The rebel prince was attacked with a burning pain in his body, and with a cry of “I burn, I burn” he rolled over and over on the ground. When he asked why this was happening, his courtiers replied, “It is because the King whom you suspend upside down from the lintel of the door is such an innocent and virtuous man.” Then said he, “Go quickly and release him.” His servants went and found the King sitting cross-legged in the air and went back and told Dabbasena. So he went to the King with all possible speed, and bowing before him asked his pardon, repeating the first stanza:

O monarch that once in your kingdom did dwell,

Enjoying such bliss as few mortals have seen,

How is it that lying midst tortures of hell

You still are so calm and your face does so gleam?
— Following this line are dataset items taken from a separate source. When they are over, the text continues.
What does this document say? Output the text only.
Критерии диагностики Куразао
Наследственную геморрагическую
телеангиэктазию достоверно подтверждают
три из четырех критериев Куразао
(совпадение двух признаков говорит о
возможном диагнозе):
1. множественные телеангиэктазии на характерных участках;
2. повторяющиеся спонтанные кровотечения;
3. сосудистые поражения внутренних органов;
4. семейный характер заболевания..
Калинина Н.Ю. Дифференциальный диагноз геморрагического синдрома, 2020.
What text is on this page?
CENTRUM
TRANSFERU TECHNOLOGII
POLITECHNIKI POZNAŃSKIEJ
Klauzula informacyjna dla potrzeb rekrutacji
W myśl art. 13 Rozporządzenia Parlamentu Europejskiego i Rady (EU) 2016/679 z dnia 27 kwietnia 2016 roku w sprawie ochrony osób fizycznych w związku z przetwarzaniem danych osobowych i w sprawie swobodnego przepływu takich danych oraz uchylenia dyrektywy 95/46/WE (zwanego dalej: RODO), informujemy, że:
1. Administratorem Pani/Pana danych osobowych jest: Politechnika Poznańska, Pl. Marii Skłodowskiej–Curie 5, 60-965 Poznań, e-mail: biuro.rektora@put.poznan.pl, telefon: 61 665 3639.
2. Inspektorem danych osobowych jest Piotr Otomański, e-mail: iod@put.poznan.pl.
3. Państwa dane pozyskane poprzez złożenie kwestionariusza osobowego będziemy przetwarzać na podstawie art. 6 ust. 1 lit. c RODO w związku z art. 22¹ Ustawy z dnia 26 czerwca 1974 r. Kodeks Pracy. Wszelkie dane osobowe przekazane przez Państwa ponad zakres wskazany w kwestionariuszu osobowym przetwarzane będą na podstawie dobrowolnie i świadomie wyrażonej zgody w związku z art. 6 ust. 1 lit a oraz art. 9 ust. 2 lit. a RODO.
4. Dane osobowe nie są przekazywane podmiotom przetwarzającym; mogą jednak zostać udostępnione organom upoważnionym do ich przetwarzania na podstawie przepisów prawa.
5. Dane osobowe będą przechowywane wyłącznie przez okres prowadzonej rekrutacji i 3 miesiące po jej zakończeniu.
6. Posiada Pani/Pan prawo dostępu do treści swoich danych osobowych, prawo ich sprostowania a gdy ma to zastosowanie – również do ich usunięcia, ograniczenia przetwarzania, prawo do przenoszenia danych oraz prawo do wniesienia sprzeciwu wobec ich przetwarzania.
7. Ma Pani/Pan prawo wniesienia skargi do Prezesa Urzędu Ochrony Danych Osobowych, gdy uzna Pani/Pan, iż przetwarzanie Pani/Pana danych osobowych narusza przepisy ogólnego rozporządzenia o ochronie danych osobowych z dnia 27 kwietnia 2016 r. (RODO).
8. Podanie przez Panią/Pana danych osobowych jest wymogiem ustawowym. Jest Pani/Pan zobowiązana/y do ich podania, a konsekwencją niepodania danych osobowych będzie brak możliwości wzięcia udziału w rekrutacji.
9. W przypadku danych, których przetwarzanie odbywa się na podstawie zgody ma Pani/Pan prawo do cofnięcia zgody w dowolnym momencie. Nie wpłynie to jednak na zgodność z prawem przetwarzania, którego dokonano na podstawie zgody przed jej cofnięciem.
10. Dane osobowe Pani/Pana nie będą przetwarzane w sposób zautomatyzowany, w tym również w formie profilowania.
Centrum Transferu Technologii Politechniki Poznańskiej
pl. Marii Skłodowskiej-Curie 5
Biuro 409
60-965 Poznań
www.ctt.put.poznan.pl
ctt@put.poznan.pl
On hearing this the Bodhisatta repeated the rest of the stanzas:

My virtue in past was my gateway to heaven

From the ranks of ascetics no more to be barred,

But now that such glory to me has been given,

Oh why should the form of my features be marred?

The end is accomplished, my task is now done,

The prince once my foe is no longer estranged,

But now that the fame I so envied is won,

Oh why should the form of my features be changed?

When joy turns to sorrow, and weal becomes woe,

Patient souls even pleasure may wring from their pain,

But no such distinction of feeling they know,

When the calm of Nirvāna poor mortals attain.

“You still are so calm…”

Figure: “You still are so calm…”

On hearing this Dabbasena asked forgiveness of the Bodhisatta and said, “Rule over your own people and I will drive out the rebels from among you.” And after punishing that wicked councilor he went on his way. But the Bodhisatta handed over the kingdom to his ministers, and adopting the ascetic life of a holy man he became destined to be reborn in the Brahma world.


When the Master had brought his discourse to an end, he taught the Four Noble Truths at the conclusion of which the ill-tempered monk attained stream-entry. The Master then identified the birth: “At that time the ill-tempered monk was Culladaddara, and I was Mahādaddara.”

(In the next Jātaka Culladdara is the Bodhisatta’s younger brother and they are both Nāgas, or serpent deities. In this story Culladdara is the misbehaving King, and Mahāddara is his father.)